With so little time left to agree upon a means of increasing the debt limit (see Closer to the Brink in Order to Save Tax Cuts for the Rich in this issue), linking the increase to a constitutional amendment to balance the budget does not seem like a stance most likely to get the job done.  It would however allow House members to go on record in support of extreme reductions in federal spending.

For more information about the balanced budget amendment that has been pulled from floor action (H.J. Res 1) see the June 17Human Needs Report.

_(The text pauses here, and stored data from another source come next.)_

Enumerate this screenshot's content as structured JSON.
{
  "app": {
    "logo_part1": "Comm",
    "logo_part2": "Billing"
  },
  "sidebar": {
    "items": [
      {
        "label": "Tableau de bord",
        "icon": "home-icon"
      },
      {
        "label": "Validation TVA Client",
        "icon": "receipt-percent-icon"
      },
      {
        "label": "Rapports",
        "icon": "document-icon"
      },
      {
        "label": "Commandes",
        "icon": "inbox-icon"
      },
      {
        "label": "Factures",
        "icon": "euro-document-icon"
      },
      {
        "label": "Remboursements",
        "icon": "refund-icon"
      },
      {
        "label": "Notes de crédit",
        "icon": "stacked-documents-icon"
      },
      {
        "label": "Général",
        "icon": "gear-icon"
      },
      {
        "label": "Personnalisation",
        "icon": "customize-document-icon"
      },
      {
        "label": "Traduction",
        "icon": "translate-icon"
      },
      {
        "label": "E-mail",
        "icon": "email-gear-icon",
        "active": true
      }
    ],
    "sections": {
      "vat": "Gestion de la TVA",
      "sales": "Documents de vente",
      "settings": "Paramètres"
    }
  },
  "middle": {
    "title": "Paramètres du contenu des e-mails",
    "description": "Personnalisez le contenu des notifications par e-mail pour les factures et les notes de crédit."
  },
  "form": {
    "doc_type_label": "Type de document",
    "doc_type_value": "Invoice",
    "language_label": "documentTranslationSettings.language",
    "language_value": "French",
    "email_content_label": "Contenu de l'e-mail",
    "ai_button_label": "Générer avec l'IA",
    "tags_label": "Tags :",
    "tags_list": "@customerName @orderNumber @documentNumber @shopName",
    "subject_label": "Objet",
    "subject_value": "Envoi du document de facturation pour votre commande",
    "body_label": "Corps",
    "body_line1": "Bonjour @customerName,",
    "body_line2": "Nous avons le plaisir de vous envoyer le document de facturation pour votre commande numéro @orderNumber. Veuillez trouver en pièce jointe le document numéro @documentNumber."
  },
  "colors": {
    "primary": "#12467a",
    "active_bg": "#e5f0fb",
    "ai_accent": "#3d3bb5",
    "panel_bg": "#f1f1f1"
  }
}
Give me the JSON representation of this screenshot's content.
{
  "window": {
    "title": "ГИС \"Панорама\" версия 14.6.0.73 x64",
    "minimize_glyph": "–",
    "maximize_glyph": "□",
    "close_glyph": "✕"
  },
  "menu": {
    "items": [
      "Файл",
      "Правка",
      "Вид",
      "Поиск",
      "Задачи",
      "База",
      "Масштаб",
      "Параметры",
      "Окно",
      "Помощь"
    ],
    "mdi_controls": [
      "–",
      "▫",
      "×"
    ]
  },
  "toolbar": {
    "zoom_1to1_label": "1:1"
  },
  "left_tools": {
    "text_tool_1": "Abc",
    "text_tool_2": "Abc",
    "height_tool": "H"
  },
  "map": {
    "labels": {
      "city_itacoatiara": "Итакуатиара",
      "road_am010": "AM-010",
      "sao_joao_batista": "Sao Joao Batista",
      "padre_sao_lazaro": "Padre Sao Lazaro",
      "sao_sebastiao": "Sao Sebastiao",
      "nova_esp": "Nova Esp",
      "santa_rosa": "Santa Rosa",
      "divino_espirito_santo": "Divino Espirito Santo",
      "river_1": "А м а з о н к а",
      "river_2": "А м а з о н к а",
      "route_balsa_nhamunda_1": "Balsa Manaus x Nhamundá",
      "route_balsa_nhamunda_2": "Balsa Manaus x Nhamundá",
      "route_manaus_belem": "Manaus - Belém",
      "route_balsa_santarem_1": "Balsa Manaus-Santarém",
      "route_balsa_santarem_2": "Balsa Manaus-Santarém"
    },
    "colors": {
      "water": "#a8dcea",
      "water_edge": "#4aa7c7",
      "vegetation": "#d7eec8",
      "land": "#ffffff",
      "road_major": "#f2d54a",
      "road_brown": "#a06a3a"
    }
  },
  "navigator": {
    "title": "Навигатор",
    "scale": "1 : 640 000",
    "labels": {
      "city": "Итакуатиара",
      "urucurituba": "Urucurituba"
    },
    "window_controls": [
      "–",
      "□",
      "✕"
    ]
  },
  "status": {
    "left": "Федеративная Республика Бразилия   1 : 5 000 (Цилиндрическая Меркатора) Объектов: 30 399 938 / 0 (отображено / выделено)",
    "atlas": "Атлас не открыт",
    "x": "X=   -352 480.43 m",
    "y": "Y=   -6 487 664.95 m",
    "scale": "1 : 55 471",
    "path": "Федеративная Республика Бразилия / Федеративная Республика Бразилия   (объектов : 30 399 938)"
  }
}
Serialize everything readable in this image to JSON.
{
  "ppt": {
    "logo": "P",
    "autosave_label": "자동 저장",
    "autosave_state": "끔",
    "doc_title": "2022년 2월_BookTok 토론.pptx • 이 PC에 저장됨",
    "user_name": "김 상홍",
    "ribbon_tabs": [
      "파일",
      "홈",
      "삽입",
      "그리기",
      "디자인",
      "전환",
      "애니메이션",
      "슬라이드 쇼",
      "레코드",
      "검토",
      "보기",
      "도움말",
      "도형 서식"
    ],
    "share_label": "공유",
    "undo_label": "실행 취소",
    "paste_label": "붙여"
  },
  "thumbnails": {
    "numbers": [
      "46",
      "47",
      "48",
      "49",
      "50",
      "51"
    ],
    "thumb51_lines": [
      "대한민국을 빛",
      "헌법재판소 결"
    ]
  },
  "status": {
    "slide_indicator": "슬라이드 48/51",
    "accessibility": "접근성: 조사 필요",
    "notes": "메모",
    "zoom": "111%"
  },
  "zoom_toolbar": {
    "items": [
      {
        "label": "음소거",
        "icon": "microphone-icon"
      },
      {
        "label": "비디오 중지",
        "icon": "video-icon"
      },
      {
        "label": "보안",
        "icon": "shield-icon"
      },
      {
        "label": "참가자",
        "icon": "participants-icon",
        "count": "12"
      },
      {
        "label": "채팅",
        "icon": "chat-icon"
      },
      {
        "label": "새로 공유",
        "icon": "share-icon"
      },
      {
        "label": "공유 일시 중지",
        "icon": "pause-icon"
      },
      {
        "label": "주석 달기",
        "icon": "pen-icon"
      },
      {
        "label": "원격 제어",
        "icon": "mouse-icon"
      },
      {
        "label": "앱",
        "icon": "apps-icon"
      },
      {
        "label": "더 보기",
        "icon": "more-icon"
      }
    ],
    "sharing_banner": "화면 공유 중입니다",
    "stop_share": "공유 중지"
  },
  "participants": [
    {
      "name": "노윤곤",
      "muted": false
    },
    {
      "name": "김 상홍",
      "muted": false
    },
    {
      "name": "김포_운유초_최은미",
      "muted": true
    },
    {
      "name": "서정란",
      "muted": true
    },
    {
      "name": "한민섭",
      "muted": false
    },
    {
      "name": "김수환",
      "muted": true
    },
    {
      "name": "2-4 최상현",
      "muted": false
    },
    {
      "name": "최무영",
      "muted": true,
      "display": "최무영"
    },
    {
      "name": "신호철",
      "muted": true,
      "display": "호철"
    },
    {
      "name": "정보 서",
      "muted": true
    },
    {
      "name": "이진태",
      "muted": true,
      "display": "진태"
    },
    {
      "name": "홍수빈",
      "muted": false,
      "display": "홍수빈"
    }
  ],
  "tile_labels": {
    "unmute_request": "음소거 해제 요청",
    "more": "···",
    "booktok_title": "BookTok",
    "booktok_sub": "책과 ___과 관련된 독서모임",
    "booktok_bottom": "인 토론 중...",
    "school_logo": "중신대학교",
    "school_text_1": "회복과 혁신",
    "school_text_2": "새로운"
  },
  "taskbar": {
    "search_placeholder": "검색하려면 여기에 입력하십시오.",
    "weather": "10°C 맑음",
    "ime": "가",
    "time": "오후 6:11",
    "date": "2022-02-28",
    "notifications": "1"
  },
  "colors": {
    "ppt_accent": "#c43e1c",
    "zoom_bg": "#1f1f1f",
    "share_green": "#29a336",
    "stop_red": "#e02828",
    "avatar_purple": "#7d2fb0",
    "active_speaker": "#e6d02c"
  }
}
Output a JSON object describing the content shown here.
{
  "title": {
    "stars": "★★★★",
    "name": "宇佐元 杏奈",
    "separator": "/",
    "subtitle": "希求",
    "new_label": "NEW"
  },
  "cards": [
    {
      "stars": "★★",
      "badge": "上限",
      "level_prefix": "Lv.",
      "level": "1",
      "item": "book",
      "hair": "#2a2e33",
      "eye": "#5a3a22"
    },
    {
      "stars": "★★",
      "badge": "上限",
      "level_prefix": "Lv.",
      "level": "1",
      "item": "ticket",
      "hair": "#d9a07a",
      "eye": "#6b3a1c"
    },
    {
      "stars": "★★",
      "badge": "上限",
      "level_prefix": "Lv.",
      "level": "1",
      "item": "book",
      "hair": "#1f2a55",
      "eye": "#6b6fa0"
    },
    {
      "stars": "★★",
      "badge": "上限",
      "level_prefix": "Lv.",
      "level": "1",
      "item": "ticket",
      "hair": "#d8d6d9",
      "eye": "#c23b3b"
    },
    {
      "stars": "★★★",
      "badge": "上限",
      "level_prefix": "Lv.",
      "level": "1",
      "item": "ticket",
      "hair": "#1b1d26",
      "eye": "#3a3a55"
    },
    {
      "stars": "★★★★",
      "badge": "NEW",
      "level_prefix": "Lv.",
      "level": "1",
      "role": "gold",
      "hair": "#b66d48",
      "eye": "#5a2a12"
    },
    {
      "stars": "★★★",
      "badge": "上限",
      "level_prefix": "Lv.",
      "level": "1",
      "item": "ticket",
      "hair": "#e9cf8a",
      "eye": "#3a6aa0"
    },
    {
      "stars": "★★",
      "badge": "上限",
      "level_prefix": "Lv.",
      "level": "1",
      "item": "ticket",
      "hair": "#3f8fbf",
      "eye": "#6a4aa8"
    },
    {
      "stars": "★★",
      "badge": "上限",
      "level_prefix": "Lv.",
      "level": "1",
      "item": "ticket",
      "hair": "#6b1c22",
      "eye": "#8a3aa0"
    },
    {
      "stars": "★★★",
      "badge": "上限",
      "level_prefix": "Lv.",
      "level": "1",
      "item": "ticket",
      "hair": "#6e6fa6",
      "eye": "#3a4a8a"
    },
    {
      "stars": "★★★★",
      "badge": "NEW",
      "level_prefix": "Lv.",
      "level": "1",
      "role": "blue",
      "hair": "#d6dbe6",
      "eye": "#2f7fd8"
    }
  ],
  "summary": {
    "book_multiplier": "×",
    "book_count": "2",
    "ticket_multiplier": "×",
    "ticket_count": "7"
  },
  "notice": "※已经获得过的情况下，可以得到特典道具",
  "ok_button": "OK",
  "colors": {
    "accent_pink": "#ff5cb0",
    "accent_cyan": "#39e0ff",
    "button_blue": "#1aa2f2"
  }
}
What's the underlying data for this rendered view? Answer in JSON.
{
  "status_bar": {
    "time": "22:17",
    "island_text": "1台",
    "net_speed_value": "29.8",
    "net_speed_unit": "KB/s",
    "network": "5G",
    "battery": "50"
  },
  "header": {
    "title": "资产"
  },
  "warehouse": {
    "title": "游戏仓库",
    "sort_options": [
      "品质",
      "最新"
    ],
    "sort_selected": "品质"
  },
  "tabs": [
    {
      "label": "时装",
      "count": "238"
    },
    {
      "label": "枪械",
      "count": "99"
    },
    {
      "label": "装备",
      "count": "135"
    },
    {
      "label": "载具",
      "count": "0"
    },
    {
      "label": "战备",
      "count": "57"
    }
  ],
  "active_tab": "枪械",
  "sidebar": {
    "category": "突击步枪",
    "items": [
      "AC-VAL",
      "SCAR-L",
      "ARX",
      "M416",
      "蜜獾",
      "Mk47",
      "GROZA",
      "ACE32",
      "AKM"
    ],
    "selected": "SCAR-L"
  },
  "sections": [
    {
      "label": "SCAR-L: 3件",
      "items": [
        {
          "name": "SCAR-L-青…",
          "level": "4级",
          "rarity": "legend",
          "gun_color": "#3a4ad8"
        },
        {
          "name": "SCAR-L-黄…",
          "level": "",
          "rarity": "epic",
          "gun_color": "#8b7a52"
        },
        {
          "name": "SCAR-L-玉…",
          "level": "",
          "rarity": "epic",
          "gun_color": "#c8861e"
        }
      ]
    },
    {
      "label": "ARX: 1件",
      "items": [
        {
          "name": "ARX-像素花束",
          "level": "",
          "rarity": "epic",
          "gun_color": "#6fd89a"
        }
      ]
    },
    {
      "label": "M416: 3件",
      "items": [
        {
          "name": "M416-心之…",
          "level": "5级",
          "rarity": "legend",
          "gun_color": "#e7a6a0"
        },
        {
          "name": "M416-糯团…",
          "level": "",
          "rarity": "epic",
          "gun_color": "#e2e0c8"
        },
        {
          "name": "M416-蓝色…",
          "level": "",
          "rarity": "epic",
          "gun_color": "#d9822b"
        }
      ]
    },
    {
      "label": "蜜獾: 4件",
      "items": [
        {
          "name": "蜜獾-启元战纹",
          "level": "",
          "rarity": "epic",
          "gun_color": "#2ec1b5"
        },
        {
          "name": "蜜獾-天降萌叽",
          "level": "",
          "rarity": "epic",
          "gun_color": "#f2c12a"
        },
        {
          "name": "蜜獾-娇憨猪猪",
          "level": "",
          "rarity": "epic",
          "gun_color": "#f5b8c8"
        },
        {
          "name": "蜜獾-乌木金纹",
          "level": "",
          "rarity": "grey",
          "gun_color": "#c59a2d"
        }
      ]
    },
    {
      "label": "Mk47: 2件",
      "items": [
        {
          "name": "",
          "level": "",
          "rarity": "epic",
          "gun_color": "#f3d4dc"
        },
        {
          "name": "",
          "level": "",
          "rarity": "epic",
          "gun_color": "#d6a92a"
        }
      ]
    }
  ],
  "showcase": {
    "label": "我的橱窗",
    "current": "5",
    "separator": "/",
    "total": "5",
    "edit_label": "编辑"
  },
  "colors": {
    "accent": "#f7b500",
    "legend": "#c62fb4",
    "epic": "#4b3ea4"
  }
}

Companion BBA legislation in the Senate (S.J. Res 23) sponsored by Minority Leader McConnell (R-KY) is co-sponsored by every Republican Senator and no Democratic Senators.  It may be taken up in the Senate during the week of July 18.  Constitutional amendments would require a two-thirds vote in both the House and Senate in order to be forwarded to the states for ratification.  In the past, balanced budget amendments have passed the House and come within one vote of passing the Senate, in part because the vote is seen as a symbolic way of demonstrating support for fiscal restraint.  With votes so close in 1990s, human needs advocates do not see the BBA vote as symbolic.  Nearly 250 national organizations sent a letter opposing the BBA on July 13; hundreds of additional state and local group signers are being collected, and their names will also be distributed to Congress.